Bhubaneswar: With the Niti Aayog - World Bank Health Index 2.0 sounding an alarm bell for the State on killer TB disease, the death toll due to TB in Odisha in 2017 (Niti Index's reference year) had posted a near 14 per cent rise. Now, TB is taking an average 7 lives every 24 hours in Odisha, and has emerged as the number one killer disease in the State among all communicable diseases.
The second Niti health index has put Odisha in the bottom three in the country. And the poor treatment success rate of the disease in 2017 has harmed the State in the overall ranking in a bigger way as the treatment success rate nosedived to 72 per cent in 2017 from 89 per cent in 2016. Odisha’s rate had been below the national average rate of 79 per cent in 2017.
However, as per the latest data available with the State TB Cell, the year 2018 had brought some sigh of relief for the State.
Not only the new TB cases notified had shown a drop of over 29 per cent to 50, 314 in 2018, but the number of patients cured had also shown a rise of around 29 per cent to touch 20, 961. The number of patients cured of TB in 2017 was 16,278. The total cured in 2016 was 20,069.
However, the State TB Cell couldn't provide the death toll due to TB in 2018, as the data is still under processing.
A glance of the other details available shed more light on the TB enormity over the years in the State. It shows of the total notified cases, a high of 88 per cent were new TB patients and around 12 per cent recurrent TB cases (means patients that were earlier treated and cured).

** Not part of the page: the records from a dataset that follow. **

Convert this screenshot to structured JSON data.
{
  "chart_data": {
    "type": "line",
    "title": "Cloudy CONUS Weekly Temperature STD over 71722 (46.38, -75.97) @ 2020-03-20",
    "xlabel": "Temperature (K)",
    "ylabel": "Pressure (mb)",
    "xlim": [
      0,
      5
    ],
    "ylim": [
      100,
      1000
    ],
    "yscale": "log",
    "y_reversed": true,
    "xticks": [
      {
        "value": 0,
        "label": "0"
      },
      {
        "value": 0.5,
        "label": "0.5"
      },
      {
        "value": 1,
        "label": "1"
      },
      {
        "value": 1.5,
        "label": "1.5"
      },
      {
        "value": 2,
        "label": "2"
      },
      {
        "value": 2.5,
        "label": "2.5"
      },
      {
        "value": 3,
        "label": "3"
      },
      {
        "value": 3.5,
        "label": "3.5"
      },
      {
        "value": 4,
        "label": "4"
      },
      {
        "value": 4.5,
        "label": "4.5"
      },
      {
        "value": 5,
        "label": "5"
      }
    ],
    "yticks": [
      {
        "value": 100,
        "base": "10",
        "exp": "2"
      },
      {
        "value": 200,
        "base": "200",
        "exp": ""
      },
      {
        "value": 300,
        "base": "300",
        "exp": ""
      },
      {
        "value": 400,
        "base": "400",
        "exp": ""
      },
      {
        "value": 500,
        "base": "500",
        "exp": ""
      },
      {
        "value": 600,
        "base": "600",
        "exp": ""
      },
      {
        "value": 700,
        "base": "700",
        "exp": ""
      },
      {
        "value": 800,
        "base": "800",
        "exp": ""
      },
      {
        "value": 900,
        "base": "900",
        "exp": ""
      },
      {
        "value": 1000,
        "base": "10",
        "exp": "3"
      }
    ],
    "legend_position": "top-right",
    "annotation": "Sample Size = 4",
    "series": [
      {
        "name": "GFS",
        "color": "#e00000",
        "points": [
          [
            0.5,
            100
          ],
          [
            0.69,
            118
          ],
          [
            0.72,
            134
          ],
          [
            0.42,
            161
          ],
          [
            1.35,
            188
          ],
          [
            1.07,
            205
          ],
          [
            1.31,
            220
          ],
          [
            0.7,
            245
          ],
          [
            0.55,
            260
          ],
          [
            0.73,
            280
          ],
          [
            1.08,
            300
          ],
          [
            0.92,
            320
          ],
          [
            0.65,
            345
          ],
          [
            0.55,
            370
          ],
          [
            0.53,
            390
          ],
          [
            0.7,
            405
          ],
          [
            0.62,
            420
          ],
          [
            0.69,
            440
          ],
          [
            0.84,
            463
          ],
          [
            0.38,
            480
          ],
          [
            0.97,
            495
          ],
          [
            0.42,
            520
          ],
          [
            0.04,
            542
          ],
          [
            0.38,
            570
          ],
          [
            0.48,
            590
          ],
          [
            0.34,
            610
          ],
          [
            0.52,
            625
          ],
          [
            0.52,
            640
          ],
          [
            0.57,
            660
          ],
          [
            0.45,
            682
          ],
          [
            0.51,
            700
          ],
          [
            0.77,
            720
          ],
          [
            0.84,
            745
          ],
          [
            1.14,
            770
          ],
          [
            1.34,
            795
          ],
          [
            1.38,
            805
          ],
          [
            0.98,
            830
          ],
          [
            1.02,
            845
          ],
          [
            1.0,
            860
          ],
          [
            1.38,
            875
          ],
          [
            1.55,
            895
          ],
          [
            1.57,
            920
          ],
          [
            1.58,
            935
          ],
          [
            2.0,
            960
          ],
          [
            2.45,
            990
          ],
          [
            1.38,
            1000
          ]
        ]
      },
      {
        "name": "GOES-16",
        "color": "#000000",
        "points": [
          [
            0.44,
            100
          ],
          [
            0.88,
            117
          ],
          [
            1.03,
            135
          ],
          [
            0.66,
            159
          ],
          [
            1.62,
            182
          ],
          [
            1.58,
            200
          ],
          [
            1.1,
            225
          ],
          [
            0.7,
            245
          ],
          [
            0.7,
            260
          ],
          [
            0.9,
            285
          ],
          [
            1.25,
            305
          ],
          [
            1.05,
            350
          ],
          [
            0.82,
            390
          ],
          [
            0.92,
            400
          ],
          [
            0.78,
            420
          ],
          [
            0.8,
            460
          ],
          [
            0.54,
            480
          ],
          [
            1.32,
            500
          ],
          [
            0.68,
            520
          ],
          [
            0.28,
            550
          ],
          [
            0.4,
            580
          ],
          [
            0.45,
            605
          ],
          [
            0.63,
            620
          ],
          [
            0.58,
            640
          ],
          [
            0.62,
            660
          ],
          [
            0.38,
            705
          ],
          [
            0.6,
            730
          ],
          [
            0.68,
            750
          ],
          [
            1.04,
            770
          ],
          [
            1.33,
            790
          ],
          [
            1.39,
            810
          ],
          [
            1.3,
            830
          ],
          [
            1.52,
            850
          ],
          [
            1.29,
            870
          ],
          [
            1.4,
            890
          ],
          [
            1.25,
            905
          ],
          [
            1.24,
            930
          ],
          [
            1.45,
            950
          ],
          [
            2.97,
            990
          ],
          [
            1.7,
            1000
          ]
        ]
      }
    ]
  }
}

Around 2 percent TB cases have HIV infection. While pulmonary TB cases (means TB affecting lungs) account for a lion’s share of 80 per cent in Odisha, extra-pulmonary TB (TB affecting organs/tissues other than lungs) cases constitute 20 per cent.
District-wise data reveals that Deogarh and Nabarangpur have 94 per cent pulmonary TB cases; whereas Bhubaneswar, Cuttack and Jagatsinghpur have more than one-third of total new TB cases as extra-pulmonary TB.
Paediatric TB cases were around 5 per cent of total notified cases. Capital city Bhubaneswar topped with 12 per cent paediatric TB cases in the State.
The significant alert is death rate is high in recurrent TB cases in Odisha. Data reveals when 4 per cent of the total new microbiologically confirmed cases resulted in death; the proportion was 8 per cent in recurrent TB cases.
Similarly, when 4 per cent of new cases diagnosed clinically turned fatal, it was 6 per cent in recurrent TB cases.
As the Narendra Modi Government has fixed the goal of 2025 for banishing TB from the country, Odisha has to work doubly hard as TB incidence in Odisha is higher than the national average, and the State figured among top-ten TB incidence States in country.